Shock is a state in which there is failure of the circulatory system to maintain adequate cellular perfusion resulting in widespread reduction in delivery of oxygen and other nutrients to tissues. In shock, the mean arterial pressure is less than 60 mmHg or the systolic blood pressure is less than 90 mmHg. Regardless of the underlying pathology, shock constitutes systemic hypoperfusion due to reduction either in cardiac output or in the effective circulating blood volume. The end results are hypotension followed by impaired tissue perfusion and cellular hypoxia.
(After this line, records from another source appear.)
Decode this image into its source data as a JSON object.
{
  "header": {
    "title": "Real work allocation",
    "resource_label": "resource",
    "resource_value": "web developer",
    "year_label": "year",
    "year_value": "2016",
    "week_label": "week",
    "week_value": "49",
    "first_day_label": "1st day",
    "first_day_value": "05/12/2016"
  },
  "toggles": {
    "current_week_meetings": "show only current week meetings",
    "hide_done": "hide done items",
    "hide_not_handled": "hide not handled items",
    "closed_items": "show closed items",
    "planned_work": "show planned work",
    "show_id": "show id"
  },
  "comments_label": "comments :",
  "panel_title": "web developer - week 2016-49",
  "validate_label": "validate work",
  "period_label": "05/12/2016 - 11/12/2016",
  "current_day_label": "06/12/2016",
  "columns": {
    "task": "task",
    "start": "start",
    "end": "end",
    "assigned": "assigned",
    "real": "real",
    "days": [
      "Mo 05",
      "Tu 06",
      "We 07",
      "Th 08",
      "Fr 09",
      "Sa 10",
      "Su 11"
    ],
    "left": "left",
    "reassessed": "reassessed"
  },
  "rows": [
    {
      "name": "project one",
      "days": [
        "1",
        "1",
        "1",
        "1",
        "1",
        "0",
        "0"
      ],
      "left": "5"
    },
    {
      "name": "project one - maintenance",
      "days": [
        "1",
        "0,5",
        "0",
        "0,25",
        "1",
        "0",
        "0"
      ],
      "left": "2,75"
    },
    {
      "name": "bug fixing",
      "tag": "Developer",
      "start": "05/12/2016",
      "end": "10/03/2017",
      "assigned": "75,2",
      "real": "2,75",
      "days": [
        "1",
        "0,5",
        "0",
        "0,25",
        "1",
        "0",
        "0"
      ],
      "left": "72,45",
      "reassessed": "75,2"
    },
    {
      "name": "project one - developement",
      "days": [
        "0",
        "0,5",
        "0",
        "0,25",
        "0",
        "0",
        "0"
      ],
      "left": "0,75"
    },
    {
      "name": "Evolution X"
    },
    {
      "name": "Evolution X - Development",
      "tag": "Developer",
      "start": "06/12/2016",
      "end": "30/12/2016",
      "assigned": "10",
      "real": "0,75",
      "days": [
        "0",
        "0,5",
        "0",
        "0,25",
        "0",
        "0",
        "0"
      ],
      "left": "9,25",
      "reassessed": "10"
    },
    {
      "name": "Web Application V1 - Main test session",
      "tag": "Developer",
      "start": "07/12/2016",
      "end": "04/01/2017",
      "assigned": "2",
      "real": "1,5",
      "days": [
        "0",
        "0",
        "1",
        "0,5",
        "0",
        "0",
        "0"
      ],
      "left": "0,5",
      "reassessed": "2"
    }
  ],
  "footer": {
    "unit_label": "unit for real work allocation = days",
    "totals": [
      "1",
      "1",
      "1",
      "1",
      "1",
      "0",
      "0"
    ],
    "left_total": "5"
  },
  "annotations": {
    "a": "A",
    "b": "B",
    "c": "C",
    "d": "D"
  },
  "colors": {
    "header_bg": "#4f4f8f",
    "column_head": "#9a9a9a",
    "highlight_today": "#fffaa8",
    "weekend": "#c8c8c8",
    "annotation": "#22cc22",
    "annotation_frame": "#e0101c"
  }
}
Adequate organ perfusion depends on arterial blood pressure (BP) which, in turn, depends on:
1. Cardiac output (CO)
2. Peripheral vascular resistance (PVR)
• CO = stroke volume X heart rate
In turn, stroke volume depends on:
a) Preload i.e. blood volume, b) Afterload i.e. arterial resistance c) Myocardial contractility. Therefore, shock (i.e. widespread decreased perfusion of tissues) occurs when the preload (i.e. the blood volume) is decreased, or when the afterload (the peripheral vascular resistance) is decreased, or when the myocardium fails to contract. These basic mechanisms of shock are used to classify it.
Shock can be divided into:
(A.) Hypovolemic shock (B.) Cardiogenic shock (C.) Distributive shock
This is shock caused by reduced blood volume. Reduction in circulating blood volume results in the reduction of the preload which leads to inadequate left ventricular filling, reflected as decreased left and right ventricular end diastolic volume and pressure. The reduced preload culminates in decreased cardiac output which leads to widespread tissue perfusion (shock).
This is shock that results from severe depression of cardiac performance. It primarily results from pump failure [myocardial failure]. Cardiogenic shock is hemodynamically defined as: DBP 18mm Hg, cardiac index< 1.8 l/min/m2, usually pulmonary oedema coexists.
Distributive shock refers to a group of shock subtypes caused by profound peripheral vasodilatation despite normal or high cardiac output.
Other categories of shock
Septic shock: Caused by an overwhelming infection, leading to vasodilatation.
Neurogenic shock: Caused by trauma to the spinal cord, resulting in sudden decrease in peripheral vascular resistance and hypotension.
Anaphylactic shock: Caused by severe allergic reaction to an allergen, or drug.
Low blood pressure (systolic BP below 80 mmHg) is the key sign of shock Weak and rapid pulse
Rapid and shallow breathe
Restlessness and altered mental state
Low urine output
Signs and symptoms of shock in children must be recognized while still in the compensated state to avoid irreversible deterioration. Therefore, the following are primarily assessed in children:
Prolonged capillary filling (more than 3 seconds)
Decreased pulse volume (weak thread pulse)
Increased heart rate (160/minute in infants and 120 in children)
Decreased level of consciousness (poor eye contact)
Decreased blood pressure and decreased urine output are late signs and while they can be monitored the above signs are more sensitive in detecting shock before irreversible.
Treatment depends on the type of shock. Intravenous fluid therapy is important in the treatment of all types of shock except for cardiogenic shock. Prompt diagnosis of underlying cause is essential to ensure optimal treatment.
Maintain open airway
Administer oxygen with face mask and if needed after intubation with assisted ventilation. Check for and manage hypoglycemia
Fluid replacement (Not for Cardiogenic shock) Adults:
A: 0.9% Sodium chloride given as the 1L bolus infusion. Repeat bolus until blood pressure is improved. Transfuse blood and plasma expanders (-) in hemorrhagic shock.
A: 0.9% Sodium chloride 20 mol/kg as a slow infusion. Do not administer IV fluids in case of cardiogenic shock but maintain IV access. If patient develops respiratory distress, discontinue fluids
Septicemia in children: All children with shock which is not obviously due to trauma or simple watery diarrhea should receive antibiotic cover for probable septicemia.
B: Ampicillin 20mg/kg/dose 6 hourly for 7-10 days OR
C: Ceftriaxone, IM, 50–80 mg/kg/dose immediately as a single dose. Do not administer fluids containing calcium, e.g. Ringer-lactate, within 48 hours of administering ceftriaxone. Contra-indicated in neonatal jaundice.